Volvamos a la argumentación. ¿Dónde está el fallo fundamental de la deducción que hace el Cardenal Kasper? En una confusión evidente en cuanto se piensa un poco en ella. El Cardenal está mezclando, supongo que inconscientemente, dos cosas diferentes: realizar la práctica de la comunión espiritual y recibir el fruto de esa práctica, que puede ser o no la comunión espiritual en sentido estricto. La confusión se produce al hablar de “recibir la comunión espiritual”, que parece unir ambas cosas como si fueran indivisibles, como si el mero hecho de recitar la oración indicada al principio fuera a proporcionar la comunión con Dios. Es decir, lo que está haciendo el Cardenal, en la práctica, es convertirla en un octavo sacramento. Sin decirlo, está suponiendo que la práctica de la comunión espiritual tiene una eficacia ex opere operato, es decir, por el mismo hecho de lo que se realiza, como los sacramentos. Esta suposición, sin embargo, es injustificable según la teología católica.
En realidad, cuando uno realiza la comunión espiritual, lo que hace es desear estar en unión con Cristo. Desear, no obtener automáticamente esa unión. Como han enseñado los santos, esta práctica espiritual consiste fundamentalmente en el deseo de recibir a Cristo (el Concilio de Trento la llama “comer en deseo el Pan del cielo”). Y ciertamente ese deseo nunca cae en saco roto, sino que Dios responde a él con numerosas gracias. 

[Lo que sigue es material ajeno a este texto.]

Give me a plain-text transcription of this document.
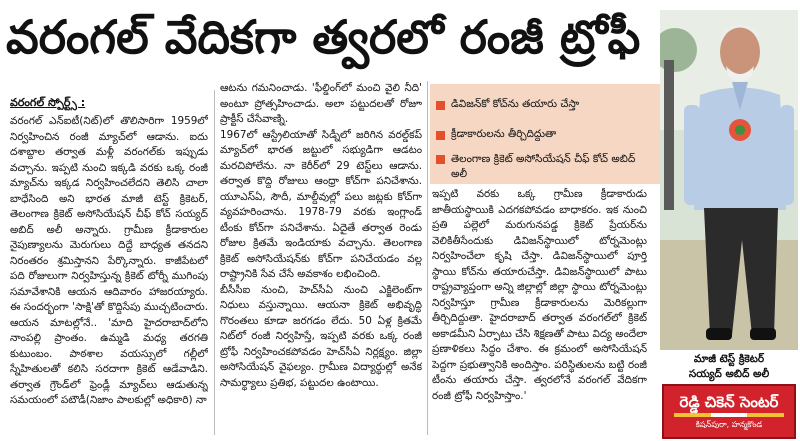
వరంగల్ వేదికగా త్వరలో రంజీ ట్రోఫీ
వరంగల్ స్పోర్ట్స్ :	డివిజన్‌కో కోచ్‌ను తయారు చేస్తా
క్రీడాకారులను తీర్చిదిద్దుతా
తెలంగాణ క్రికెట్ అసోసియేషన్ చీఫ్ కోచ్ అబిద్ అలీ

వరంగల్ ఎన్ఐటీ(నిట్)లో తొలిసారిగా 1959లో నిర్వహించిన రంజీ మ్యాచ్‌లో ఆడాను. ఐదు దశాబ్దాల తర్వాత మళ్లీ వరంగల్‌కు ఇప్పుడు వచ్చాను. ఇప్పటి నుంచి ఇక్కడి వరకు ఒక్క రంజీ మ్యాచ్‌ను ఇక్కడ నిర్వహించలేదని తెలిసి చాలా బాధేసింది అని భారత మాజీ టెస్ట్ క్రికెటర్, తెలంగాణ క్రికెట్ అసోసియేషన్ చీఫ్ కోచ్ సయ్యద్ అబిద్ అలీ అన్నారు. గ్రామీణ క్రీడాకారుల నైపుణ్యాలను మెరుగులు దిద్దే బాధ్యత తనదని నిరంతరం శ్రమిస్తానని పేర్కొన్నారు. కాజీపేటలో పది రోజులుగా నిర్వహిస్తున్న క్రికెట్ టోర్నీ ముగింపు సమావేశానికి ఆయన ఆదివారం హాజరయ్యారు. ఈ సందర్భంగా 'సాక్షి'తో కొద్దిసేపు ముచ్చటించారు. ఆయన మాటల్లోనే.. 'మాది హైదరాబాద్‌లోని నాంపల్లి ప్రాంతం. ఉమ్మడి మధ్య తరగతి కుటుంబం. పాఠశాల వయస్సులో గల్లీలో స్నేహితులతో కలిసి సరదాగా క్రికెట్ ఆడేవాడిని. తర్వాత గ్రౌండ్‌లో ఫ్రెండ్లీ మ్యాచ్‌లు ఆడుతున్న సమయంలో పటౌడీ(నిజాం పాలకుల్లో అధికారి) నా

ఆటను గమనించాడు. 'ఫీల్డింగ్‌లో మంచి వైలి నీది' అంటూ ప్రోత్సహించాడు. అలా పట్టుదలతో రోజూ ప్రాక్టీస్ చేసేవాణ్ని.

1967లో ఆస్ట్రేలియాతో సిడ్నీలో జరిగిన వరల్డ్‌కప్ మ్యాచ్‌లో భారత జట్టులో సభ్యుడిగా ఆడటం మరచిపోలేను. నా కెరీర్‌లో 29 టెస్ట్‌లు ఆడాను. తర్వాత కొద్ది రోజులు ఆంధ్రా కోచ్‌గా పనిచేశాను. యూఎస్ఏ, సౌదీ, మాల్దీవుల్లో పలు జట్లకు కోచ్‌గా వ్యవహరించాను. 1978-79 వరకు ఇంగ్లాండ్ టీంకు కోచ్‌గా పనిచేశాను. ఏదైతే తర్వాత రెండు రోజుల క్రితమే ఇండియాకు వచ్చాను. తెలంగాణ క్రికెట్ అసోసియేషన్‌కు కోచ్‌గా పనిచేయడం వల్ల రాష్ట్రానికి సేవ చేసే అవకాశం లభించింది.

బీసీసీఐ నుంచి, హెచ్‌సీఏ నుంచి ఎక్జిలెంట్‌గా నిధులు వస్తున్నాయి. ఆయనా క్రికెట్ అభివృద్ధి గొరంతలు కూడా జరగడం లేదు. 50 ఏళ్ల క్రితమే నిట్‌లో రంజీ నిర్వహిస్తే, ఇప్పటి వరకు ఒక్క రంజీ ట్రోఫీ నిర్వహించకపోవడం హెచ్‌సీఏ నిర్లక్ష్యం. జిల్లా అసోసియేషన్ వైఫల్యం. గ్రామీణ విద్యార్థుల్లో అనేక సామర్థ్యాలు ప్రతిభ, పట్టుదల ఉంటాయి.

ఇప్పటి వరకు ఒక్క గ్రామీణ క్రీడాకారుడు జాతీయస్థాయికి ఎదగకపోవడం బాధాకరం. ఇక నుంచి ప్రతి పల్లెలో మరుగునపడ్డ క్రికెట్ ప్రేయర్‌ను వెలికితీసేందుకు డివిజన్‌స్థాయిలో టోర్నమెంట్లు నిర్వహించేలా కృషి చేస్తా. డివిజన్‌స్థాయిలో పూర్తి స్థాయి కోచ్‌ను తయారుచేస్తా. డివిజన్‌స్థాయిలో పాటు రాష్ట్రవ్యాప్తంగా అన్ని జిల్లాల్లో జిల్లా స్థాయి టోర్నమెంట్లు నిర్వహిస్తూ గ్రామీణ క్రీడాకారులను మెరికల్లుగా తీర్చిదిద్దుతా. హైదరాబాద్ తర్వాత వరంగల్‌లో క్రికెట్ అకాడమీని ఏర్పాటు చేసి శిక్షణతో పాటు విద్య అందేలా ప్రణాళికలు సిద్ధం చేశాం. ఈ క్రమంలో అసోసియేషన్ పెద్దగా ప్రభుత్వానికి అందిస్తాం. పరిస్థితులను బట్టి రంజీ టీంను తయారు చేస్తా. త్వరలోనే వరంగల్ వేదికగా రంజీ ట్రోఫీ నిర్వహిస్తాం.'

మాజీ టెస్ట్ క్రికెటర్
సయ్యద్ అబిద్ అలీ
రెడ్డి చికెన్ సెంటర్
కిషన్‌పురా, హన్మకొండ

¿Cuáles son esas gracias? Los frutos de la comunión espiritual pueden ser los mismos que los de la comunión eucarística sacramental (excepto la propia recepción del Cuerpo sacramental del Señor, claro). Pueden ser los mismos, pero no lo son necesariamente. Es evidente, por ejemplo, que la mera recitación rutinaria de una de las oraciones mencionadas anteriormente, sin pensar siquiera en lo que se dice, no va a proporcionar la unión con Cristo. Los frutos de esta práctica espiritual dependen, por lo tanto, de la devoción con que se realice esta práctica espiritual, de la situación del que la realiza, de la libertad de Dios que es el que concede las gracias que le parecen oportunas, etc. Por eso, en la práctica de la Iglesia, la comunión espiritual nunca ha sustituido a la recepción del Cuerpo eucarístico de Cristo, sino que, ante todo, se entiende como una preparación para ella.
De la misma forma, en el caso de las personas en situación de pecado grave y sin propósito de la enmienda, la práctica de la comunión espiritual no puede producir la realidad de la comunión espiritual. Recordemos de nuevo que nadie, ni siquiera Dios mismo, puede dar un regalo a quien lo rechaza. Así que no puede estar en comunión con Cristo quien se encuentra en un pecado grave sin arrepentimiento o sin propósito de la enmienda. No puede ser una sola cosa con Cristo quien está rechazando su Voluntad en una materia grave. Pretender lo contrario es renunciar a la lógica y a la razón.
Cuando la Iglesia anima a los divorciados en nuevas uniones a que practiquen la comunión espiritual no está dictaminando que esas personas estén en comunión con Dios, ni mucho menos que sean una sola cosa con Cristo. Lo que hace es, simplemente, animarles a que deseen estar en comunión con Dios, para que este deseo, con la ayuda de la gracia, les ponga en camino de conversión y un día puedan llegar a esa comunión con Dios.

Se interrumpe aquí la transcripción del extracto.